2. While all adults did have decline in the various neuropsychiatric tests, the amount was lower in the experimental group as compared to the control group.
Evidence Rating Level: 1 (Excellent)
Study Rundown: Cardiovascular and neurodegenerative diseases lead to major morbidity and mortality in the developed world. For most of these diseases, it is thought that addressing them in the pre-clinical state is likely to lead to the best outcomes. The Mediterranean diet, which is largely plant-based and high in antioxidants, has already been shown to have beneficial cardiovascular outcomes. This study, which is based off of a sub-cohort of the original Mediterranean diet study, was conducted to determine whether this diet was associated with cognitive changes in a baseline healthy population. Amongst older adults in Barcelona, a Mediterranean diet supplemented with either extra virgin olive oil or mixed nuts showed some benefit in slowing down neurocognitive decline. While all adults did have decline in the various neuropsychiatric tests, the amount was lower in the experimental group as compared to the control group.
The strength of the study is the standardized design, food counseling for the individual groups, and using a food frequency questionnaire.

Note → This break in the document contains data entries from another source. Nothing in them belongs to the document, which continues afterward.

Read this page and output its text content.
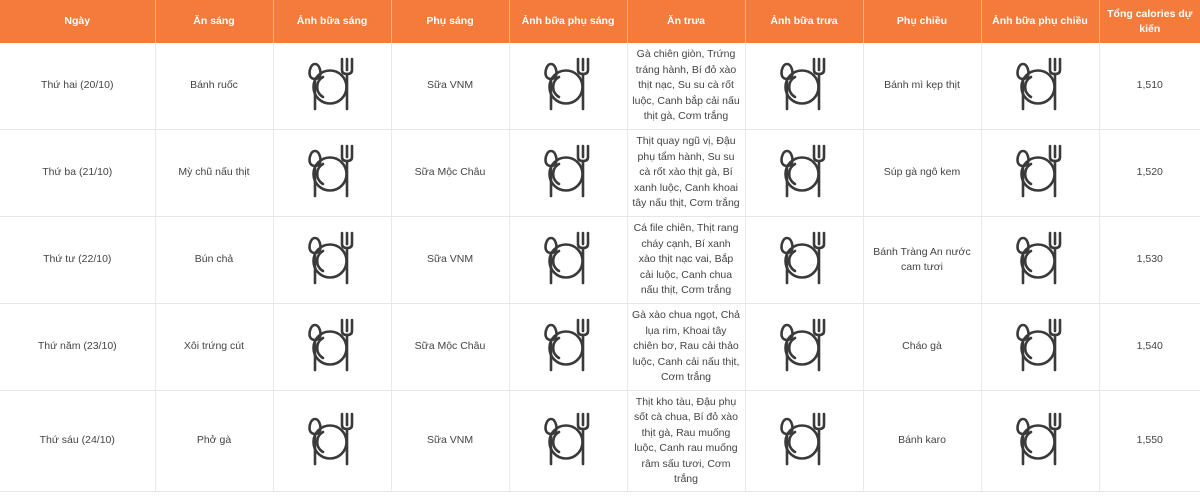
Ngày	Ăn sáng	Ảnh bữa sáng	Phụ sáng	Ảnh bữa phụ sáng	Ăn trưa	Ảnh bữa trưa	Phụ chiều	Ảnh bữa phụ chiều	Tổng calories dự kiến
Thứ hai (20/10)	Bánh ruốc		Sữa VNM		Gà chiên giòn, Trứng tráng hành, Bí đỏ xào thịt nạc, Su su cà rốt luộc, Canh bắp cải nấu thịt gà, Cơm trắng		Bánh mì kẹp thịt		1,510
Thứ ba (21/10)	Mỳ chũ nấu thịt		Sữa Mộc Châu		Thịt quay ngũ vị, Đậu phụ tẩm hành, Su su cà rốt xào thịt gà, Bí xanh luộc, Canh khoai tây nấu thịt, Cơm trắng		Súp gà ngô kem		1,520
Thứ tư (22/10)	Bún chả		Sữa VNM		Cá file chiên, Thịt rang cháy cạnh, Bí xanh xào thịt nạc vai, Bắp cải luộc, Canh chua nấu thịt, Cơm trắng		Bánh Tràng An nước cam tươi		1,530
Thứ năm (23/10)	Xôi trứng cút		Sữa Mộc Châu		Gà xào chua ngọt, Chả lụa rim, Khoai tây chiên bơ, Rau cải thảo luộc, Canh cải nấu thịt, Cơm trắng		Cháo gà		1,540
Thứ sáu (24/10)	Phở gà		Sữa VNM		Thịt kho tàu, Đậu phụ sốt cà chua, Bí đỏ xào thịt gà, Rau muống luộc, Canh rau muống râm sấu tươi, Cơm trắng		Bánh karo		1,550
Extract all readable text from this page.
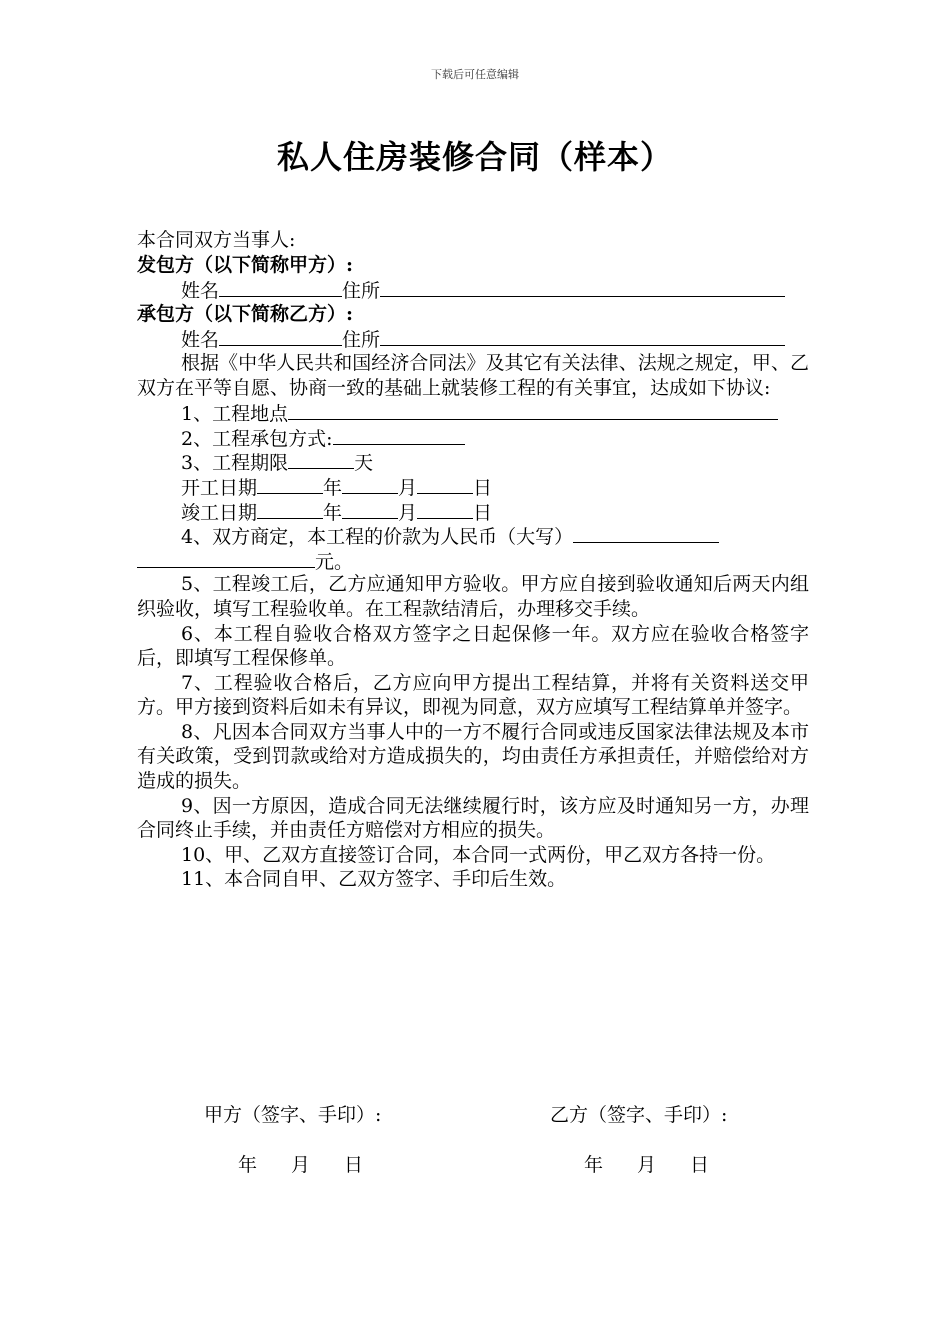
下载后可任意编辑
私人住房装修合同（样本）
本合同双方当事人:
发包方（以下简称甲方）:
姓名	住所
承包方（以下简称乙方）:
姓名	住所
根据《中华人民共和国经济合同法》及其它有关法律、法规之规定，甲、乙双方在平等自愿、协商一致的基础上就装修工程的有关事宜，达成如下协议:
1、工程地点
2、工程承包方式:
3、工程期限	天
开工日期	年	月	日
竣工日期	年	月	日
4、双方商定，本工程的价款为人民币（大写）
元。
5、工程竣工后，乙方应通知甲方验收。甲方应自接到验收通知后两天内组织验收，填写工程验收单。在工程款结清后，办理移交手续。
6、本工程自验收合格双方签字之日起保修一年。双方应在验收合格签字后，即填写工程保修单。
7、工程验收合格后，乙方应向甲方提出工程结算，并将有关资料送交甲方。甲方接到资料后如未有异议，即视为同意，双方应填写工程结算单并签字。
8、凡因本合同双方当事人中的一方不履行合同或违反国家法律法规及本市有关政策，受到罚款或给对方造成损失的，均由责任方承担责任，并赔偿给对方造成的损失。
9、因一方原因，造成合同无法继续履行时，该方应及时通知另一方，办理合同终止手续，并由责任方赔偿对方相应的损失。
10、甲、乙双方直接签订合同，本合同一式两份，甲乙双方各持一份。
11、本合同自甲、乙双方签字、手印后生效。
甲方（签字、手印）:	乙方（签字、手印）:
年 月 日	年 月 日
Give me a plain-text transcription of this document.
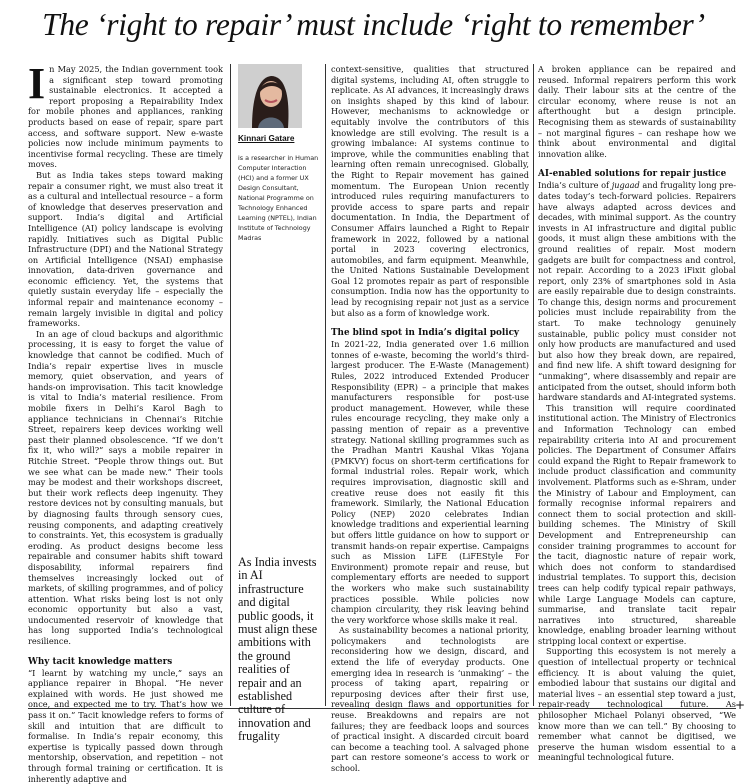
The ‘right to repair’ must include ‘right to remember’

In May 2025, the Indian government took a significant step toward promoting sustainable electronics. It accepted a report proposing a Repairability Index for mobile phones and appliances, ranking products based on ease of repair, spare part access, and software support. New e-waste policies now include minimum payments to incentivise formal recycling. These are timely moves.

But as India takes steps toward making repair a consumer right, we must also treat it as a cultural and intellectual resource – a form of knowledge that deserves preservation and support. India’s digital and Artificial Intelligence (AI) policy landscape is evolving rapidly. Initiatives such as Digital Public Infrastructure (DPI) and the National Strategy on Artificial Intelligence (NSAI) emphasise innovation, data-driven governance and economic efficiency. Yet, the systems that quietly sustain everyday life – especially the informal repair and maintenance economy – remain largely invisible in digital and policy frameworks.

In an age of cloud backups and algorithmic processing, it is easy to forget the value of knowledge that cannot be codified. Much of India’s repair expertise lives in muscle memory, quiet observation, and years of hands-on improvisation. This tacit knowledge is vital to India’s material resilience. From mobile fixers in Delhi’s Karol Bagh to appliance technicians in Chennai’s Ritchie Street, repairers keep devices working well past their planned obsolescence. “If we don’t fix it, who will?” says a mobile repairer in Ritchie Street. “People throw things out. But we see what can be made new.” Their tools may be modest and their workshops discreet, but their work reflects deep ingenuity. They restore devices not by consulting manuals, but by diagnosing faults through sensory cues, reusing components, and adapting creatively to constraints. Yet, this ecosystem is gradually eroding. As product designs become less repairable and consumer habits shift toward disposability, informal repairers find themselves increasingly locked out of markets, of skilling programmes, and of policy attention. What risks being lost is not only economic opportunity but also a vast, undocumented reservoir of knowledge that has long supported India’s technological resilience.

Why tacit knowledge matters

“I learnt by watching my uncle,” says an appliance repairer in Bhopal. “He never explained with words. He just showed me once, and expected me to try. That’s how we pass it on.” Tacit knowledge refers to forms of skill and intuition that are difficult to formalise. In India’s repair economy, this expertise is typically passed down through mentorship, observation, and repetition – not through formal training or certification. It is inherently adaptive and

Kinnari Gatare
is a researcher in Human Computer Interaction (HCI) and a former UX Design Consultant, National Programme on Technology Enhanced Learning (NPTEL), Indian Institute of Technology Madras
As India invests in AI infrastructure and digital public goods, it must align these ambitions with the ground realities of repair and an established culture of innovation and frugality

context-sensitive, qualities that structured digital systems, including AI, often struggle to replicate. As AI advances, it increasingly draws on insights shaped by this kind of labour. However, mechanisms to acknowledge or equitably involve the contributors of this knowledge are still evolving. The result is a growing imbalance: AI systems continue to improve, while the communities enabling that learning often remain unrecognised. Globally, the Right to Repair movement has gained momentum. The European Union recently introduced rules requiring manufacturers to provide access to spare parts and repair documentation. In India, the Department of Consumer Affairs launched a Right to Repair framework in 2022, followed by a national portal in 2023 covering electronics, automobiles, and farm equipment. Meanwhile, the United Nations Sustainable Development Goal 12 promotes repair as part of responsible consumption. India now has the opportunity to lead by recognising repair not just as a service but also as a form of knowledge work.

The blind spot in India’s digital policy

In 2021-22, India generated over 1.6 million tonnes of e-waste, becoming the world’s third-largest producer. The E-Waste (Management) Rules, 2022 introduced Extended Producer Responsibility (EPR) – a principle that makes manufacturers responsible for post-use product management. However, while these rules encourage recycling, they make only a passing mention of repair as a preventive strategy. National skilling programmes such as the Pradhan Mantri Kaushal Vikas Yojana (PMKVY) focus on short-term certifications for formal industrial roles. Repair work, which requires improvisation, diagnostic skill and creative reuse does not easily fit this framework. Similarly, the National Education Policy (NEP) 2020 celebrates Indian knowledge traditions and experiential learning but offers little guidance on how to support or transmit hands-on repair expertise. Campaigns such as Mission LiFE (LiFEStyle For Environment) promote repair and reuse, but complementary efforts are needed to support the workers who make such sustainability practices possible. While policies now champion circularity, they risk leaving behind the very workforce whose skills make it real.

As sustainability becomes a national priority, policymakers and technologists are reconsidering how we design, discard, and extend the life of everyday products. One emerging idea in research is ‘unmaking’ – the process of taking apart, repairing or repurposing devices after their first use, revealing design flaws and opportunities for reuse. Breakdowns and repairs are not failures; they are feedback loops and sources of practical insight. A discarded circuit board can become a teaching tool. A salvaged phone part can restore someone’s access to work or school.

A broken appliance can be repaired and reused. Informal repairers perform this work daily. Their labour sits at the centre of the circular economy, where reuse is not an afterthought but a design principle. Recognising them as stewards of sustainability – not marginal figures – can reshape how we think about environmental and digital innovation alike.

AI-enabled solutions for repair justice

India’s culture of jugaad and frugality long pre-dates today’s tech-forward policies. Repairers have always adapted across devices and decades, with minimal support. As the country invests in AI infrastructure and digital public goods, it must align these ambitions with the ground realities of repair. Most modern gadgets are built for compactness and control, not repair. According to a 2023 iFixit global report, only 23% of smartphones sold in Asia are easily repairable due to design constraints. To change this, design norms and procurement policies must include repairability from the start. To make technology genuinely sustainable, public policy must consider not only how products are manufactured and used but also how they break down, are repaired, and find new life. A shift toward designing for “unmaking”, where disassembly and repair are anticipated from the outset, should inform both hardware standards and AI-integrated systems.

This transition will require coordinated institutional action. The Ministry of Electronics and Information Technology can embed repairability criteria into AI and procurement policies. The Department of Consumer Affairs could expand the Right to Repair framework to include product classification and community involvement. Platforms such as e-Shram, under the Ministry of Labour and Employment, can formally recognise informal repairers and connect them to social protection and skill-building schemes. The Ministry of Skill Development and Entrepreneurship can consider training programmes to account for the tacit, diagnostic nature of repair work, which does not conform to standardised industrial templates. To support this, decision trees can help codify typical repair pathways, while Large Language Models can capture, summarise, and translate tacit repair narratives into structured, shareable knowledge, enabling broader learning without stripping local context or expertise.

Supporting this ecosystem is not merely a question of intellectual property or technical efficiency. It is about valuing the quiet, embodied labour that sustains our digital and material lives – an essential step toward a just, repair-ready technological future. As philosopher Michael Polanyi observed, “We know more than we can tell.” By choosing to remember what cannot be digitised, we preserve the human wisdom essential to a meaningful technological future.

+
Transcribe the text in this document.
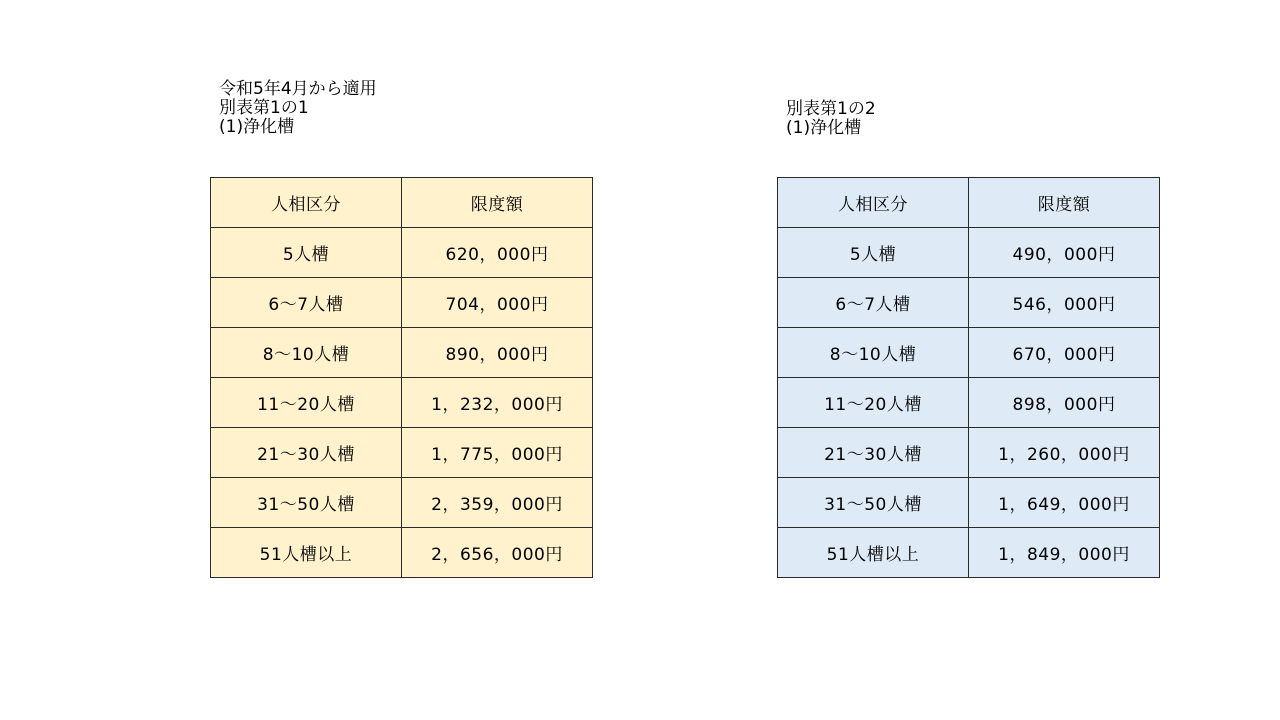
令和5年4月から適用
別表第1の1
(1)浄化槽
別表第1の2
(1)浄化槽
人相区分	限度額
5人槽	620，000円
6～7人槽	704，000円
8～10人槽	890，000円
11～20人槽	1，232，000円
21～30人槽	1，775，000円
31～50人槽	2，359，000円
51人槽以上	2，656，000円
人相区分	限度額
5人槽	490，000円
6～7人槽	546，000円
8～10人槽	670，000円
11～20人槽	898，000円
21～30人槽	1，260，000円
31～50人槽	1，649，000円
51人槽以上	1，849，000円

The weakness includes the fact that many of the patients potentially followed the so-called Mediterranean diet even if in the control group since that might be the norm for them. Also, this sub-cohort was not very large, and there was a significant number that did not complete the second cognitive evaluation. Lastly, the study results are not particularly generalizable.
Relevant Reading: Mediterranean diet and cognitive function: a French study
In-Depth [randomized controlled trial]: This study is based off of a sub-cohort of the original, Prevencion con Dieta Mediterranea (PREDIMED) trial. The study’s cohort came from Barcelona’s study center from 2003-2009. The participants underwent a standardized neuropsychiatric evaluation, were randomly assigned to three groups, and underwent that test a later time point. The three groups were Mediterranean diet supplemented with extra virgin olive oil, Mediterranean diet supplemented with mixed nuts, or a control diet (including counseling on low-fat diet).
Cognitive changes were measured via different tests: Mini-Mental State Exam, Ray Auditory Verbal Learning Test (RAVLT), Color Trial Test, amongst others. There were 447 participants that completed the initial evaluation, but 113 did not complete the subsequent one. The Mediterranean diet with olive oil scored better on the RAVLT (p = 0.049) and Color Trail Test part 2 (p = 0.04) compared with the control group. No significant differences were found in the remaining cognitive tests.